Extrait du livre Dédée
Dédée Auteur : Claire Beuve Illustrateur : Tildé Barbey Editeur : Les éditions du Pourquoi Pas
Dédée
Dédée vivait dans la rue depuis plusieurs années. Son campement, elle l’avait établi au pied de trois platanes. La présence solide des arbres la rassurait. Au début les gens n’avaient pas vu d’un œil serein l’installation d’une SDF à cet endroit. La surprise fut d’autant plus grande qu’elle ne ressemblait pas du tout à la représentation qu’on se fait d’une clocharde.
Plusieurs fois elle avait été sommée de partir. À chaque fois elle était revenue. Dans le quartier, tout le monde la connaissait maintenant. — Bien le bonjour Dédée. — Comment vas-tu ce matin ? — Besoin de quelque-chose ? Je te dépose chez Jeanne ? — Salut Dédée. Elles sont drôlement belles tes fleurs. Celles que tu m’as offertes se portent bien. Autour de sa tente, Dédée avait aménagé un petit jardin. Quand elle trouvait un pot abandonné dans la rue, même ébréché, elle le ramenait jusqu’à chez elle. Discrètement, elle allait prélever un peu de terre dans un parc, même si c’était interdit. Les pots accueillaient ensuite un rejet de rosier, un tournesol, des marguerites ou des tulipes. Elle faisait cela tout doucement, avec des gestes précis et délicats. L’important c’était que les fleurs égayent les lieux pendant les quatre saisons.

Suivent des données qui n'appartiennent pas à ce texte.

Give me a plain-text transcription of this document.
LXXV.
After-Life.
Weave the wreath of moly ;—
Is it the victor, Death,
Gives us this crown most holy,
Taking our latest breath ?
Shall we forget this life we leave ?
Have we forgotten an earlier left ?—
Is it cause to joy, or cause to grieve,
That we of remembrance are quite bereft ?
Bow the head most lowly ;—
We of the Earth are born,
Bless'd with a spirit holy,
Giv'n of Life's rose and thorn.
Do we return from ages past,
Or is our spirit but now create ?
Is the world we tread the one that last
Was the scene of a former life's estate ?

Au fil des années, cet insolite campement fleuri attirait régulièrement l’attention des badauds et des touristes. Nombreux étaient ceux qui avaient proposé de l’aide à Dédée pour trouver un logement. Toujours, elle répondait en plissant les yeux et dodelinant de la tête : — Je suis bien ici. J’ai déjà tout perdu une fois. Ici je ne risque plus grand-chose. — Mais Dédée, tu n’as pas froid en hiver ? Et trop chaud en été ? Alors avec un petit sourire mi-triste, mi-espiègle, elle murmurait : — Quand on est seul, on peut avoir trop chaud ou trop froid dans l’endroit le plus confortable du monde. Avec tous les amis que j’ai céans, aucun risque !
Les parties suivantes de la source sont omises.